In reality, though, a team can have too much size, just as a fellow can eat too many Krispy Kremes. That is Alabama coach Mark Gottfried's predicament. Of his four best players, three are big: center Jermareo Davidson and power forwards Chuck Davis and Richard Hendrix. So now Gottfried wonders whether it makes sense to play them all at once.
"We'll get into practice, experiment with a few things, maybe zone a bit more," he says. "At some point, you've got to get your best players on the floor."
Imagine a Crimson Tide lineup with Davidson, 6-10, at center; Hendrix and Davis, both 6-8, at forward; and 6-7 Jean Felix and 6-2 Ronald Steele at guard.
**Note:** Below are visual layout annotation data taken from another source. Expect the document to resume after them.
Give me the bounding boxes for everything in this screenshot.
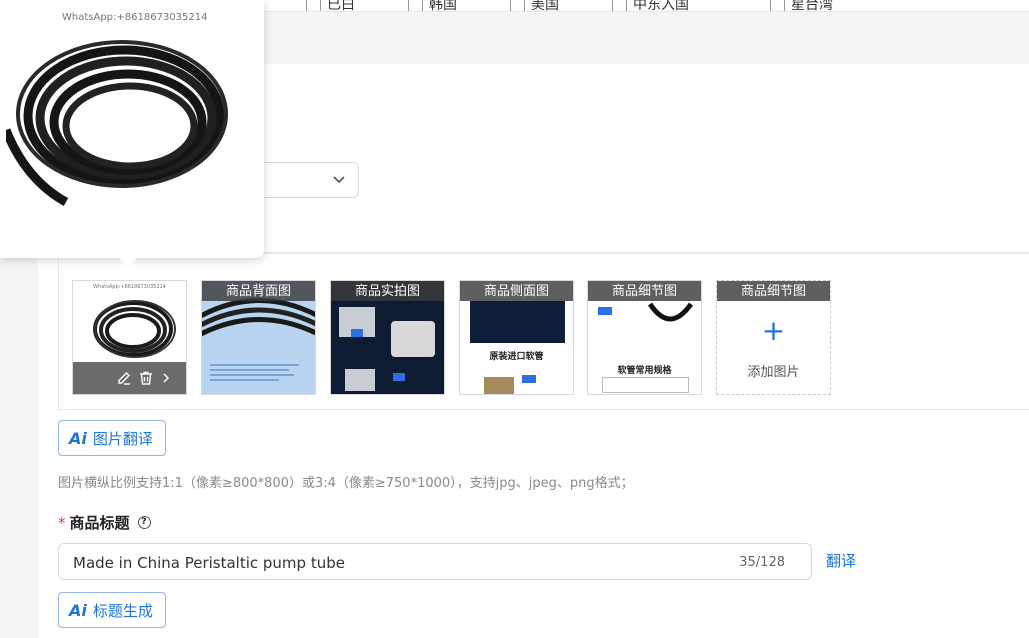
hose-image [648, 302, 693, 322]
button-label: 图片翻译 [92, 429, 153, 448]
char-counter: 35/128 [739, 555, 785, 570]
side-image-thumb[interactable]: 原装进口软管 商品侧面图 [459, 280, 574, 395]
spec-lines [210, 361, 309, 393]
main-image-thumb[interactable]: WhatsApp:+8618673035214 [72, 280, 187, 395]
button-label: 标题生成 [92, 601, 153, 620]
trash-icon[interactable] [138, 370, 154, 386]
back-image-thumb[interactable]: 商品背面图 [201, 280, 316, 395]
checkbox-box[interactable] [510, 0, 525, 11]
ai-icon: Ai [69, 600, 87, 620]
image-inner-text: 原装进口软管 [489, 352, 544, 362]
image-caption: 商品侧面图 [460, 281, 573, 301]
label-tag [598, 307, 612, 315]
image-inner-text: 软管常用规格 [617, 366, 672, 376]
required-mark: * [58, 513, 66, 532]
checkbox-box[interactable] [612, 0, 627, 11]
image-watermark: WhatsApp:+8618673035214 [93, 284, 166, 290]
title-generate-button[interactable]: Ai 标题生成 [58, 592, 166, 628]
add-image-button[interactable]: 商品细节图 + 添加图片 [716, 280, 831, 395]
country-checkbox-row: 已白 韩国 美国 中东入国 星台湾 [264, 0, 1029, 12]
checkbox-box[interactable] [770, 0, 785, 11]
chevron-right-icon[interactable] [160, 370, 172, 386]
detail-image-thumb[interactable]: 软管常用规格 商品细节图 [587, 280, 702, 395]
image-preview-popover: WhatsApp:+8618673035214 [0, 0, 264, 268]
photo-block [470, 301, 565, 343]
checkbox-option[interactable]: 星台湾 [770, 0, 833, 11]
label-tag [522, 375, 536, 383]
real-shot-thumb[interactable]: 商品实拍图 [330, 280, 445, 395]
title-label: * 商品标题 ? [58, 512, 151, 533]
checkbox-option[interactable]: 中东入国 [612, 0, 689, 11]
page: 已白 韩国 美国 中东入国 星台湾 WhatsApp:+861867303521… [0, 0, 1029, 638]
image-translate-button[interactable]: Ai 图片翻译 [58, 420, 166, 456]
checkbox-option[interactable]: 美国 [510, 0, 559, 11]
image-caption: 商品实拍图 [331, 281, 444, 301]
help-icon[interactable]: ? [137, 516, 151, 529]
label-tag [351, 329, 363, 337]
hose-image [93, 300, 176, 358]
photo-block [484, 377, 514, 394]
edit-icon[interactable] [116, 370, 132, 386]
image-watermark: WhatsApp:+8618673035214 [62, 12, 208, 23]
image-caption: 商品背面图 [202, 281, 315, 301]
label-tag [393, 373, 405, 381]
title-input[interactable]: Made in China Peristaltic pump tube 35/1… [58, 543, 812, 580]
add-image-label: 添加图片 [747, 365, 800, 380]
hose-preview-image [6, 40, 228, 206]
spec-table [602, 377, 689, 393]
thumb-actions [73, 362, 186, 394]
hose-image [202, 298, 315, 337]
checkbox-option[interactable]: 韩国 [408, 0, 457, 11]
title-input-value[interactable]: Made in China Peristaltic pump tube [73, 554, 345, 572]
image-caption: 商品细节图 [717, 281, 830, 301]
plus-icon: + [761, 314, 786, 347]
checkbox-box[interactable] [408, 0, 423, 11]
checkbox-box[interactable] [306, 0, 321, 11]
popover-arrow [119, 258, 137, 268]
checkbox-option[interactable]: 已白 [306, 0, 355, 11]
translate-link[interactable]: 翻译 [826, 550, 856, 571]
category-select[interactable] [264, 162, 359, 198]
ai-icon: Ai [69, 428, 87, 448]
image-format-hint: 图片横纵比例支持1:1（像素≥800*800）或3:4（像素≥750*1000）… [58, 476, 634, 491]
section-gap [264, 12, 1029, 64]
image-caption: 商品细节图 [588, 281, 701, 301]
photo-block [345, 369, 375, 391]
title-label-text: 商品标题 [69, 514, 130, 532]
chevron-down-icon [333, 176, 345, 184]
photo-block [391, 321, 435, 357]
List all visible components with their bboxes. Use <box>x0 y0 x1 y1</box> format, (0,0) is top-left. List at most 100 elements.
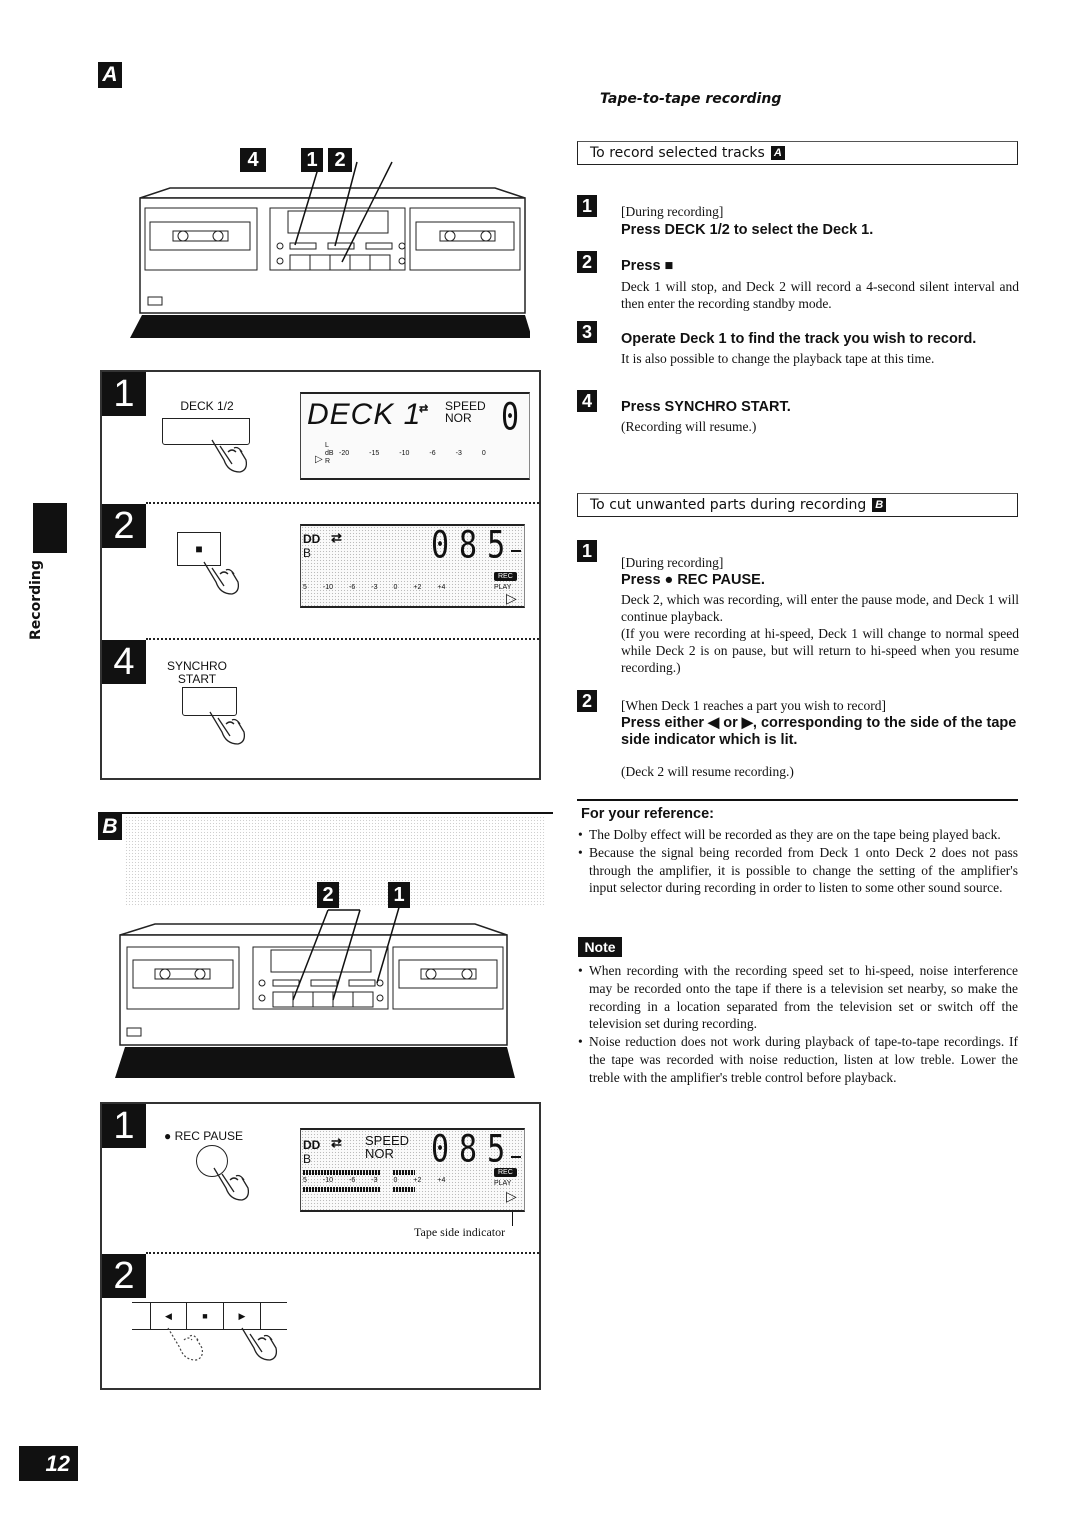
step-a3: Operate Deck 1 to find the track you wis… <box>621 331 1019 367</box>
scale-tick: +4 <box>437 584 446 591</box>
deck-1-2-label: DECK 1/2 <box>180 399 234 413</box>
section-a-marker: A <box>98 62 122 88</box>
page-title: Tape-to-tape recording <box>600 91 782 107</box>
callout-4: 4 <box>240 148 266 172</box>
scale-tick: -20 <box>339 450 350 457</box>
dolby-arrows-icon: ⇄ <box>331 1135 342 1150</box>
section-a-heading: To record selected tracks A <box>577 141 1018 165</box>
reference-item: The Dolby effect will be recorded as the… <box>578 826 1018 844</box>
lcd-display: DD ⇄ B SPEED NOR 085 5 -10 -6 -3 0 +2 +4… <box>300 1128 525 1212</box>
scale-tick: -10 <box>322 584 334 591</box>
step-instruction: Press ■ <box>621 258 674 274</box>
step-a4: Press SYNCHRO START. (Recording will res… <box>621 399 1019 435</box>
scale-tick: 5 <box>303 584 307 591</box>
section-b-heading: To cut unwanted parts during recording B <box>577 493 1018 517</box>
scale-tick: 0 <box>393 584 398 591</box>
scale-tick: -3 <box>371 584 378 591</box>
chapter-tab <box>33 503 67 553</box>
scale-tick: -10 <box>322 1177 334 1184</box>
figure-b-deck: 2 1 <box>115 880 515 1080</box>
panel-step-1: 1 DECK 1/2 DECK 1 ⇄ SPEED NOR 0 L dB R ▷… <box>102 372 539 497</box>
step-badge: 1 <box>102 1104 146 1148</box>
lcd-display: DD ⇄ B 085 5 -10 -6 -3 0 +2 +4 REC PLAY … <box>300 524 525 608</box>
counter-cursor <box>511 1156 521 1158</box>
dolby-arrows-icon: ⇄ <box>419 403 429 415</box>
step-description: Deck 1 will stop, and Deck 2 will record… <box>621 279 1019 311</box>
scale-tick: 0 <box>481 450 486 457</box>
callout-1: 1 <box>301 148 323 172</box>
step-condition: [When Deck 1 reaches a part you wish to … <box>621 698 887 713</box>
cassette-deck-illustration <box>115 903 515 1078</box>
step-number: 2 <box>577 690 597 712</box>
lcd-display: DECK 1 ⇄ SPEED NOR 0 L dB R ▷ -20 -15 -1… <box>300 392 530 480</box>
step-instruction: Press SYNCHRO START. <box>621 399 791 415</box>
lcd-counter: 085 <box>431 1127 516 1172</box>
db-label: dB <box>325 450 334 457</box>
callout-1: 1 <box>388 882 410 908</box>
level-meter-l-peak <box>393 1170 415 1175</box>
pressing-hand-icon <box>203 561 240 595</box>
callout-2: 2 <box>317 882 339 908</box>
panel-step-2: 2 ◀ ■ ▶ <box>102 1254 539 1390</box>
step-instruction: Press either ◀ or ▶, corresponding to th… <box>621 715 1017 748</box>
scale-tick: -3 <box>455 450 462 457</box>
step-a1: [During recording] Press DECK 1/2 to sel… <box>621 203 1019 239</box>
step-badge: 4 <box>102 640 146 684</box>
reference-title: For your reference: <box>581 806 714 822</box>
rec-pause-label: ● REC PAUSE <box>164 1129 244 1143</box>
dolby-icon: DD <box>303 532 321 546</box>
reference-rule <box>577 799 1018 801</box>
step-instruction: Press ● REC PAUSE. <box>621 572 765 588</box>
step-badge: 2 <box>102 1254 146 1298</box>
level-scale: -20 -15 -10 -6 -3 0 <box>339 450 486 457</box>
channel-l: L <box>325 442 329 449</box>
dolby-icon: DD <box>303 1138 321 1152</box>
step-b2: [When Deck 1 reaches a part you wish to … <box>621 697 1019 780</box>
step-description-note: (If you were recording at hi-speed, Deck… <box>621 626 1019 675</box>
rec-badge: REC <box>494 572 517 581</box>
step-instruction: Press DECK 1/2 to select the Deck 1. <box>621 222 874 238</box>
lcd-deck-text: DECK 1 <box>307 398 422 431</box>
scale-tick: 5 <box>303 1177 307 1184</box>
scale-tick: +4 <box>437 1177 446 1184</box>
scale-tick: 0 <box>393 1177 398 1184</box>
note-list: When recording with the recording speed … <box>578 962 1018 1087</box>
pressing-hand-icon <box>213 1167 250 1201</box>
panel-step-4: 4 SYNCHRO START <box>102 640 539 780</box>
section-b-rule <box>98 812 553 814</box>
lcd-counter: 0 <box>501 395 530 440</box>
section-a-title: To record selected tracks <box>590 145 765 161</box>
panel-step-2: 2 ■ DD ⇄ B 085 5 -10 -6 -3 0 +2 +4 REC P… <box>102 504 539 634</box>
scale-tick: -15 <box>369 450 380 457</box>
section-b-title: To cut unwanted parts during recording <box>590 497 867 513</box>
reference-list: The Dolby effect will be recorded as the… <box>578 826 1018 897</box>
step-description: (Recording will resume.) <box>621 419 757 434</box>
scale-tick: -10 <box>399 450 410 457</box>
pressing-hand-icon <box>211 439 248 473</box>
scale-tick: +2 <box>413 584 422 591</box>
step-description: Deck 2, which was recording, will enter … <box>621 592 1019 624</box>
callout-2: 2 <box>328 148 352 172</box>
panel-step-1: 1 ● REC PAUSE DD ⇄ B SPEED NOR 085 5 -10… <box>102 1104 539 1254</box>
step-number: 2 <box>577 251 597 273</box>
figure-a-deck: 4 1 2 <box>130 140 532 340</box>
tape-side-indicator-caption: Tape side indicator <box>414 1225 506 1239</box>
start-label: START <box>177 672 217 686</box>
scale-tick: +2 <box>413 1177 422 1184</box>
channel-r: R <box>325 458 331 465</box>
pressing-hand-icon <box>241 1327 278 1361</box>
pressing-hand-dashed-icon <box>167 1327 203 1361</box>
step-a2: Press ■ Deck 1 will stop, and Deck 2 wil… <box>621 258 1019 312</box>
step-number: 4 <box>577 390 597 412</box>
step-description: (Deck 2 will resume recording.) <box>621 764 794 779</box>
level-meter-l <box>303 1170 381 1175</box>
step-description: It is also possible to change the playba… <box>621 351 935 366</box>
b-label: B <box>303 1152 312 1166</box>
b-label: B <box>303 546 312 560</box>
play-label: PLAY <box>494 1180 512 1187</box>
reference-item: Because the signal being recorded from D… <box>578 844 1018 897</box>
leader-line <box>512 1212 513 1226</box>
speed-value: NOR <box>365 1146 394 1161</box>
counter-cursor <box>511 550 521 552</box>
section-b-badge: B <box>872 498 887 512</box>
That's not exactly a Sampson-Olajuwon set of towers, but it would change how Alabama operates.
The Tide would have employed a fairly typical rotation had star 6-6 forward Kennedy Winston not turned pro early. The Tide also lost three other perimeter players: Junior college recruit Ray George did not gain eligibility, and Glenn Miles and Albert Weber transferred.
Felix and freshman Alonzo Gee are the only genuine wings. So even if Gottfried wants to play a conventional lineup, it'll be hard to do it full time.
He has thought about which of his big men might be most comfortable away from the goal; he thinks it's Davidson. Hendrix, a muscular freshman who was a McDonald's All-American, perceives himself as an NBA prospect and might welcome the opportunity to develop his outside game.